Commonwealth Games Blogs

Finding balance between my two passions

I mentioned in my last entry that I had created some promotional artwork for an upcoming race. Illustration is my other equal passion alongside athletics.

I went to school at Sheridan College in Oakville, Ont., where I completed my BAA in Illustration. At the cost of sleep (and money) I managed an extremely hectic course load along with my training and personal life. Since then, I've made sure to get my eight hours a night, as training and competition have become more time consuming than ever.

Free time is hard to come by, but when I get some I like to spend it creating art. I have equally high ambitions in that field, and last summer I was on the doorstep of making
the comic illustrator's equivalent of the Olympic team by signing to work with Marvel.

I got through the first few stages - a portfolio review, interview, critique and some test work -  but then I failed to complete the final test assignment I was given. The position wasn't a guarantee, but I was practically through the door. It was very frustrating, as travel, training and competition prohibited me from completing what I was asked to do.

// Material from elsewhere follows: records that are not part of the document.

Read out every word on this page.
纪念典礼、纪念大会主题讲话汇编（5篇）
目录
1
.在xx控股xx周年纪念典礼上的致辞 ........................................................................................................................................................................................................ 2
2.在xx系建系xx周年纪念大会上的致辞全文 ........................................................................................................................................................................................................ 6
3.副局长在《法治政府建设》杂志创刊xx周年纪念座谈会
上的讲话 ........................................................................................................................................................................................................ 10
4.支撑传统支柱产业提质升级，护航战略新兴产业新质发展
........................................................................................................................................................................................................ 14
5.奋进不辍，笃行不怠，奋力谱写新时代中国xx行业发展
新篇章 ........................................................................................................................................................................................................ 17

It's been difficult putting my artistic goals on the back burner, but athletics is going so well right now that I must put everything I have into it while this opportunity is still here.

All of that being said, I am feeling extremely balanced right now. I'm writing this entry from my hotel room at the Hilton in Newcastle, England, which sits on the edge of a steep bank overlooking the River Tyne. The backdrop of centuries-old English stone buildings, with their steep rooftops scattered with chimneys and church steeples, has me itching to reach for my sketchpad.

I'm quite satisfied right now after winning the Tunnel 2k event. The tunnel goes deep under the River Tyne, making for an extremely fast descent followed by an arm-burning one-kilometre climb to the top.

Past winners Ernst Van Dyk of South Africa and David Weir of Great Britain were my two biggest competitors. Ernst is a nine-time winner of the Boston Marathon, and he descends like a bullet with his large upper frame. David is arguably the best climber out there, maybe next to only Kurt Fearnley of Australia.

I assumed that Ernst would open up a big gap on the downhill, and Dave and I would be pursuing uphill to try and catch him before the finish. I wasn't sure who would take it, but I guessed it would be close.

The gun went, and as we sprinted to the mouth of the tunnel I was surprised to remain only a few metres behind Ernst throughout the whole descent, hitting a personal record top speed of 74.3 km/h! I passed him early on the climb, and then with arms burning I managed to fend off Ernst and David's strong pursuit to the finish.

Tunnel-logo-220.jpgI am extremely pleased with the result of four minutes, four seconds -10 and 20 seconds ahead of David and Ernst, respectively. It was the second-fastest time ever recorded at this event, and it was important for me to add another clear victory to the major wins I had in London and Atlanta earlier this year.

Following the race, I was presented with a print canvas of my own art (this was the event I had done the artwork for). The image I created depicting a future-generation wheelchair racer at this ancient religious site was well received. The river god Tyne must have been pleased.

After that race, I went on to place second at the Great North Run, which started in Newcastle. After being neck-in-neck the whole way with David Weir, I finished just six seconds behind.

Next up, I'll spend the week with my agent in the beautiful English countryside getting ready for the Berlin Marathon.

I know I'll be itching to sketch there. In fact, I think I'll make a point of it in between training sessions.